“Guardians of the Galaxy Vol. 2” will constantly be compared to its predecessor, but even so, it entertains with wit and zeal. Like the first, Guardians 2 is visually stunning, making the most of CGI, costumes, and character creations to present a colorful and interesting world.
Writer director James Gunn knows how to draw the finest out of the characters and make the best of special effects. Staying for three bumpers after the final scene is worth the wait as the film teases a planned third installment.
In Guardians 2, all the main characters return and with Gunn back behind pen and camera, the film prickles and satisfies with wild imagery, wicked wisecracking and rib-tickling banter. The first film pulled out the unexpected — a mixed box of characters, impressive CGI, a decent story and a kick-ass soundtrack — and turned it into a blockbuster.
Guardians 2 already had $133 million on the books before its official U.S. opening weekend, thanks to a limited early release campaign across the globe. Studio executives are projecting between $140-160 million this weekend, which would give the movie industry a jump on the summer blockbuster season. Thus far, 2017 box office totals are up 4.3% ahead of last year and that’s on top of a record-breaking 2016.
One reason Guardians 2 has built so much momentum headed into its opening weekend is the Marvel’s pre-release studio tour for Hollywood journalists, which included an early screening two weeks ago. On the doorstep of opening weekend, Guardians 2 has an 85% certified fresh score on Rotten Tomatoes, where such a strong score in the blockbuster-action genre is often a good indicator of potential to exceed expectations.
Building on momentum from the first outing, the characters and the cast — including voice over talent — will delight audiences. It is in large part due to the chemistry of the actors that Guardians 2 will find a place in blockbuster-ness, even if its returns don’t end up matching the first (Vol. 1 earned $773.3 million worldwide and boasts a 91% certified fresh rating on Rotten Tomatoes).
Early on in Guardians 2, we are introduce to Ego, a ‘living planet’ played by Kurt Russell, who turns out to be Peter Quill’s real father. As his name implies, Ego has quite a high opinion of himself… a trait somewhat obviously passed down to Peter.
After meeting Ego, the story jumps 34 years and picks up right where Guardians left off. With a new sound track (not as great as the first) playing on his Walkman, Pratt plays the perfect hero — a man with a mission, a destiny and yes, a few flaws. His motley crew of super beings makes for a weird but caring family of squabbling and fervent champions.
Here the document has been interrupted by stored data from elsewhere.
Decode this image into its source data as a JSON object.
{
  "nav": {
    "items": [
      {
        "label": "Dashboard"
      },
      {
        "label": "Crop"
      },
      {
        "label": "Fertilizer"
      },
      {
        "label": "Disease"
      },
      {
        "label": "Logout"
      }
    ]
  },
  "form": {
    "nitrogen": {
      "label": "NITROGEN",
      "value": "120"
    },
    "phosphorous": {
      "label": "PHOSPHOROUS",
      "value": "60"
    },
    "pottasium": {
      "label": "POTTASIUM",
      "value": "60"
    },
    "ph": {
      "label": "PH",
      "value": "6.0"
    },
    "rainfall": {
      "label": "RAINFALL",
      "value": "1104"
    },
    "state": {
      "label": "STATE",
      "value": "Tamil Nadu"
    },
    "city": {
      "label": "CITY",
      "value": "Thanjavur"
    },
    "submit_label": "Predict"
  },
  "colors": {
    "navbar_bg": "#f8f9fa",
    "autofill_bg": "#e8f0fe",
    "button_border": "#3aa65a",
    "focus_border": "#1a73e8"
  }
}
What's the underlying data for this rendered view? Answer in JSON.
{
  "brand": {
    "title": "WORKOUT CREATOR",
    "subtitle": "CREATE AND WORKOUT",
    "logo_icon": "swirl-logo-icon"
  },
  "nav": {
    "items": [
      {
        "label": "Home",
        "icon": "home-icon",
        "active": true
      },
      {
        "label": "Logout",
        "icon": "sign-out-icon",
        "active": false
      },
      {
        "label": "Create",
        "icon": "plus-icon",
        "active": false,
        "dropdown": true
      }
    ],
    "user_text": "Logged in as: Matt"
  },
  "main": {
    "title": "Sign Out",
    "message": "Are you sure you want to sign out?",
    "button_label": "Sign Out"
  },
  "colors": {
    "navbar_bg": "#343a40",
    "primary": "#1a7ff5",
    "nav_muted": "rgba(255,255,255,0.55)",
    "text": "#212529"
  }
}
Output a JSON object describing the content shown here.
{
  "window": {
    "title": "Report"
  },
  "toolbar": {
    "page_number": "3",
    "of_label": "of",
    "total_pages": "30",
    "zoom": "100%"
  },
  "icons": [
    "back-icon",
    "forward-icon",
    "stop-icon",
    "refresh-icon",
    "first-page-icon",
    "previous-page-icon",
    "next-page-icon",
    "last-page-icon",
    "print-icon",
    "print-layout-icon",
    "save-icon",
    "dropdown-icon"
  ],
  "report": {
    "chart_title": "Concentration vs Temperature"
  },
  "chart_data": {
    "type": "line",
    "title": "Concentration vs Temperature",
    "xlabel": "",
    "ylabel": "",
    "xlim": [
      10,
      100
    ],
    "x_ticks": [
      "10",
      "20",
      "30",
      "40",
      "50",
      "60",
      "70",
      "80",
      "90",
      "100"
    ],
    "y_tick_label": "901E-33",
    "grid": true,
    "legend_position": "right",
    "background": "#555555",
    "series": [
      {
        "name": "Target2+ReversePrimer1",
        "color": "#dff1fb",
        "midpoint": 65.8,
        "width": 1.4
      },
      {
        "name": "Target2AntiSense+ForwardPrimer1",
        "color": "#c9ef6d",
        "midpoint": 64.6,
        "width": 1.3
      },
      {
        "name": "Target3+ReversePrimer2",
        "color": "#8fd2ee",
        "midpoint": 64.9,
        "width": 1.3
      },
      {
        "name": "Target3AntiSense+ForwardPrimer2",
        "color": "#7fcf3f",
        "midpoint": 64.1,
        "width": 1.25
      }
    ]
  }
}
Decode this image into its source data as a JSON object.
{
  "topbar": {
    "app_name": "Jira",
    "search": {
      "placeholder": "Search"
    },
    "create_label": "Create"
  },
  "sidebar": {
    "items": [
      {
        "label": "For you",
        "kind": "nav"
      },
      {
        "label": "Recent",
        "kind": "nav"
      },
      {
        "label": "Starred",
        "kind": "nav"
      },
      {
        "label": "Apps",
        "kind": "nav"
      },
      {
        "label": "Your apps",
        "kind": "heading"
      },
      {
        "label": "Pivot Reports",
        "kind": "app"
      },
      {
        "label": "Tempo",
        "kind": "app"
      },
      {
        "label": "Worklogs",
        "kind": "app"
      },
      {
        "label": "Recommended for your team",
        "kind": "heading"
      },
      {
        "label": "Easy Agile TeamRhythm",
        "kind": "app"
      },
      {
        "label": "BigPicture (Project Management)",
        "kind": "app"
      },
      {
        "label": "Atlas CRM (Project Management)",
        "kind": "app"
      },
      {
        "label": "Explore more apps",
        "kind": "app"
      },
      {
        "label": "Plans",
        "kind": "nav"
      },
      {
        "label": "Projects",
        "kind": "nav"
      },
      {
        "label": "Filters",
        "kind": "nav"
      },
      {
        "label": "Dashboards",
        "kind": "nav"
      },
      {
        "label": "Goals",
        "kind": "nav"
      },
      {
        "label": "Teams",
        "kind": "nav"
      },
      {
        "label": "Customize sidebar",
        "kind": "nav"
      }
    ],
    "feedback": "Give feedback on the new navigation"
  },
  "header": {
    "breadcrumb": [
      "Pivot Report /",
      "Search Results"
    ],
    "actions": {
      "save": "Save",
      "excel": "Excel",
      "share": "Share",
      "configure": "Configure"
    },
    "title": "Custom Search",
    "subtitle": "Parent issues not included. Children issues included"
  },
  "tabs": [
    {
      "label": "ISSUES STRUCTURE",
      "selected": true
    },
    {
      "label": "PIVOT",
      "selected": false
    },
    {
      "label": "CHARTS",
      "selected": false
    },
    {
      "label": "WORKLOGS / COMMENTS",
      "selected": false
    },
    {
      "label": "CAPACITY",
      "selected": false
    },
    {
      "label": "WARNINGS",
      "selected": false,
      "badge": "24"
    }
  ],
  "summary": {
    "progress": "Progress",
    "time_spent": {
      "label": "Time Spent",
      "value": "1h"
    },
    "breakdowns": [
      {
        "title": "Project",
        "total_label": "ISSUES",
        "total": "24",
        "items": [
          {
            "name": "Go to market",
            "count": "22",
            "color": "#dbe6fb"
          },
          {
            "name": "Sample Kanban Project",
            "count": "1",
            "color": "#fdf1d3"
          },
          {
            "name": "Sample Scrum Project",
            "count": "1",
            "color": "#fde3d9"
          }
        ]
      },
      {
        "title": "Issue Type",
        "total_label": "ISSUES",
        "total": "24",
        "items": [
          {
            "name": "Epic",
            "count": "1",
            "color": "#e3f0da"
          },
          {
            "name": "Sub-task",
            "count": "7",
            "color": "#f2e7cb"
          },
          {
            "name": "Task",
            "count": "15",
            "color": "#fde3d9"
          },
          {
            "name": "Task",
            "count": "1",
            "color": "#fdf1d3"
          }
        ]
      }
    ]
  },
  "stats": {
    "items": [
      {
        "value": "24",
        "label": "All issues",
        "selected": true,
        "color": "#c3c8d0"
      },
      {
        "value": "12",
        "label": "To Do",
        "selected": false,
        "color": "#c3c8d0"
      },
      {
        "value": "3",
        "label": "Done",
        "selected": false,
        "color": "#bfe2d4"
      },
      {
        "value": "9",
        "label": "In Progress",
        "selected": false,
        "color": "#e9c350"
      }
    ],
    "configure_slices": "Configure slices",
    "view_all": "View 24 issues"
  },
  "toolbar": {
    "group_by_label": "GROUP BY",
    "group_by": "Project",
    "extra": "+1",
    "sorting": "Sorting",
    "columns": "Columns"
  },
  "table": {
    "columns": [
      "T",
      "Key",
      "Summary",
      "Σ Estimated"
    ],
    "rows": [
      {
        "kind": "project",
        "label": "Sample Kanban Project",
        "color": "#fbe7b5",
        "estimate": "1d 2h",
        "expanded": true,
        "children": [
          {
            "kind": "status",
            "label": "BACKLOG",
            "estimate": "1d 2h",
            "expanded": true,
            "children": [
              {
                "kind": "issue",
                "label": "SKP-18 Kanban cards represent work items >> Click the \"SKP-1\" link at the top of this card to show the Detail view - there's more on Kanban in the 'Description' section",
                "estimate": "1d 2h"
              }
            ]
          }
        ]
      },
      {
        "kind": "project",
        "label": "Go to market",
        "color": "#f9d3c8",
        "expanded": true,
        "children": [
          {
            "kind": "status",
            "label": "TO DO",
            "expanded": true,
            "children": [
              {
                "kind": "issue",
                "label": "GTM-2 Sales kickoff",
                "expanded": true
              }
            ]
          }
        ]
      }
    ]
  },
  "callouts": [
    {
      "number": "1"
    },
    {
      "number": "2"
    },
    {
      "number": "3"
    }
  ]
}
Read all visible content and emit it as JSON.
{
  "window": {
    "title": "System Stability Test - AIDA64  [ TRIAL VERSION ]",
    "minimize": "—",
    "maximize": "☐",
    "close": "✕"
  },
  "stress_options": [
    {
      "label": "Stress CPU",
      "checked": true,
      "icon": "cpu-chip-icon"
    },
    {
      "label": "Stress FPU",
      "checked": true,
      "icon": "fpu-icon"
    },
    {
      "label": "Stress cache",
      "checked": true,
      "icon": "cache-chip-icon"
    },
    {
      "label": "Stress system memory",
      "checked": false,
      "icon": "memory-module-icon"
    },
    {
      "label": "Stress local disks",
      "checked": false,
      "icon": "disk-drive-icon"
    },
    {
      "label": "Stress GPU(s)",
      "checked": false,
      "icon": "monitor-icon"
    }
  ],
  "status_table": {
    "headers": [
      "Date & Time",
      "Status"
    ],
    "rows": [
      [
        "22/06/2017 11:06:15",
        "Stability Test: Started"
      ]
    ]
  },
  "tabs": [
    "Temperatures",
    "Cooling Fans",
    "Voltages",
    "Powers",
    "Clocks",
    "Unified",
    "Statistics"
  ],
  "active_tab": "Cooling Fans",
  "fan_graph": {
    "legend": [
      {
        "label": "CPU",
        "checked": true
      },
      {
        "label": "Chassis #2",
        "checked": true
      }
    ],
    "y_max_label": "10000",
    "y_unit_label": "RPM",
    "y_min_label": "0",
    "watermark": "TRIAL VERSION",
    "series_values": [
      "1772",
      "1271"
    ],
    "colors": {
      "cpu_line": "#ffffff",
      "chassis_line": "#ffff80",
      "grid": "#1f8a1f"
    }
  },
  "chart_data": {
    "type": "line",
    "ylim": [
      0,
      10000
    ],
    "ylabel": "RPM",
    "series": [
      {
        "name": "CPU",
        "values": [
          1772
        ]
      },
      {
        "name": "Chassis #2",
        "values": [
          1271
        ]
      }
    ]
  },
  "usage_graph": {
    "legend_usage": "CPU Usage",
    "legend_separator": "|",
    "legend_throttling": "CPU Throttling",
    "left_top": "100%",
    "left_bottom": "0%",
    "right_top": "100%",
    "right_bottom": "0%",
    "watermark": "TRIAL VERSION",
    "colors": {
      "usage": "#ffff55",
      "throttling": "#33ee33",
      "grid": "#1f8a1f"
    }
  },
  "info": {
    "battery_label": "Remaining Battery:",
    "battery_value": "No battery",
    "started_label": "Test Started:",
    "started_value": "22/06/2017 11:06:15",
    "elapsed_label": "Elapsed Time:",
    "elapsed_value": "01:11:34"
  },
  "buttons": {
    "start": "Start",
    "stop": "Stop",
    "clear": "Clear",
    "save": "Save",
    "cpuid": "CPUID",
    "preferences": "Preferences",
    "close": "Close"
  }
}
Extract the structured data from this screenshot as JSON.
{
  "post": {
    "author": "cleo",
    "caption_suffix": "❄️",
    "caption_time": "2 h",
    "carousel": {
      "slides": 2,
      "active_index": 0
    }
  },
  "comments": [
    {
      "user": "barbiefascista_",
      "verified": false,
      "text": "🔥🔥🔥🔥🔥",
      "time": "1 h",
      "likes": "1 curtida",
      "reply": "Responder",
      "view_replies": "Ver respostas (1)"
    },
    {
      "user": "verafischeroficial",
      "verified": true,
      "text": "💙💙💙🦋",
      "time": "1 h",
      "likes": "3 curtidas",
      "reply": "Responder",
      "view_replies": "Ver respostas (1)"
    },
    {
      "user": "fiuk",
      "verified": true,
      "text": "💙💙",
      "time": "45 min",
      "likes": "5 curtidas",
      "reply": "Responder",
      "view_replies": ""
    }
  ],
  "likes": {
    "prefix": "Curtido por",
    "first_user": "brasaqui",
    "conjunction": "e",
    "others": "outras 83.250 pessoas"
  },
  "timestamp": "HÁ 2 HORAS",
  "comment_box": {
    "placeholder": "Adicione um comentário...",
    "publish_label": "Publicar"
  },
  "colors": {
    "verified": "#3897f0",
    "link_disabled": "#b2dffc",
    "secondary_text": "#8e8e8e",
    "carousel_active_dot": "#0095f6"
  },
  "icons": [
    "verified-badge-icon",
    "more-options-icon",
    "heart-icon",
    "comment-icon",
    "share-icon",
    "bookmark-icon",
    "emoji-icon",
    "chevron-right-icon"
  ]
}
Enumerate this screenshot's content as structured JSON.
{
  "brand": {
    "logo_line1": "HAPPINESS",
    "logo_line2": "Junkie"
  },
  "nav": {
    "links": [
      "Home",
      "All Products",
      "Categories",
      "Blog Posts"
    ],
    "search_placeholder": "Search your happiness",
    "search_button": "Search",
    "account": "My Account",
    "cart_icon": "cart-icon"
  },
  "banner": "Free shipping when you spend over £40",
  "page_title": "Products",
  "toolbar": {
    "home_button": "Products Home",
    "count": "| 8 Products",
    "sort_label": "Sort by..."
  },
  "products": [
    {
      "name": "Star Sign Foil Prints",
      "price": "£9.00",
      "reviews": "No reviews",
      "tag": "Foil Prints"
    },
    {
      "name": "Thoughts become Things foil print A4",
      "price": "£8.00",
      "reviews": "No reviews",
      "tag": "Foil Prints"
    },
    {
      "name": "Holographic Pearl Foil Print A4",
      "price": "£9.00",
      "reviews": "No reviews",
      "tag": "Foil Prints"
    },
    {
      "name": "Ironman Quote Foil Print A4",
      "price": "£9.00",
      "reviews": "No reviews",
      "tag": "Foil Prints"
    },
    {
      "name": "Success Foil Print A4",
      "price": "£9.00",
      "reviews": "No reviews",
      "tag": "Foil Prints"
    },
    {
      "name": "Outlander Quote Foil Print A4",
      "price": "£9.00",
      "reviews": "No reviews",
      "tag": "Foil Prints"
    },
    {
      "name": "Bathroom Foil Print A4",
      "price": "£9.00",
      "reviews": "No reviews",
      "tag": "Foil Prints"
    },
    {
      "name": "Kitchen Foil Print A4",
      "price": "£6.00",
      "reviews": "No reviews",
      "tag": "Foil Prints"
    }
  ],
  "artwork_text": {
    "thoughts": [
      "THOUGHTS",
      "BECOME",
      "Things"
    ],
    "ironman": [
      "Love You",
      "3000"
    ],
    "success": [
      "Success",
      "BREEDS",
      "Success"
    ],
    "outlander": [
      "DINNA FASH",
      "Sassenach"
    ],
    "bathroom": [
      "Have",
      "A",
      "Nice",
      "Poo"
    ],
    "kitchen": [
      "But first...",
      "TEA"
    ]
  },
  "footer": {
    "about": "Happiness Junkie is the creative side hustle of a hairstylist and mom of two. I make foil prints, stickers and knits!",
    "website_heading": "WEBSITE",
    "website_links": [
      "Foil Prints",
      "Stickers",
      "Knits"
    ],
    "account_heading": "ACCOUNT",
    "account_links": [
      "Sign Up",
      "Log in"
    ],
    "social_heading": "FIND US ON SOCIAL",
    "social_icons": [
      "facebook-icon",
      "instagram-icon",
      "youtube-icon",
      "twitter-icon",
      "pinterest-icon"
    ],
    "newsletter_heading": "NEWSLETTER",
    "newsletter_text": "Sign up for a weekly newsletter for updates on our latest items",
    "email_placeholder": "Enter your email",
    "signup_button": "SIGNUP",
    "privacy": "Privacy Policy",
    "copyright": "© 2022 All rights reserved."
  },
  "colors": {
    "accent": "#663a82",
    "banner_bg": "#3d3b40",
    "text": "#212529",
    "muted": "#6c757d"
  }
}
Bickering buddies, Gamora (Zoe Saldana), Rocket (voiced by Bradley Cooper, Drax (Dave Bautista) and Baby Groot (three repeated words — “I am Groot” — voiced by Vin Diesel) join forces to save themselves and the galaxy from a “god” larger and more sinister than one can imagine.
Russell is excellent as Ego, but even more impressive is the computer generated imagery used to offer up a thirty-something version of him for the film’s first sequence. Unlike Jeff Bridges in “Tron” or even Carrie Fisher (as young Leia) in the more recent Star Wars film, computer animators have created a near perfect, realistic rendering of the far younger Russell. If only we could actually turn back time like this.
Michael Rooker returns as Yondu, Peter’s kidnapper and father figure. Sylvester Stallone is on board as Stakar Ogord and is fantastic even in his brief role. Also added to the cast is Pom Klementieff as Mantis, an antenna sporting empath, who brings out some of the film’s more clever digs — especially when she interacts with Drax. Speaking of which, Dave Bautista shines again — Gunn gives him some hilarious zingers and his expressions are priceless.
There are other new and familiar faces making for engaging ensembles of good and bad guys and those in between too.
Ultimately, “Guardians of the Galaxy Vol. 2” might not, to some, be as good as the first, but Gunn manages some authentic creativity, palpable suspense and vivid imagery as he tells his story, making it a standalone movie.
Does knowing the first help? Perhaps, but only a little. The PG-13 rating should stand as a warning, since there is death, a great deal of violence and a few scary moments in the movie. It earns a B+ in my grade book.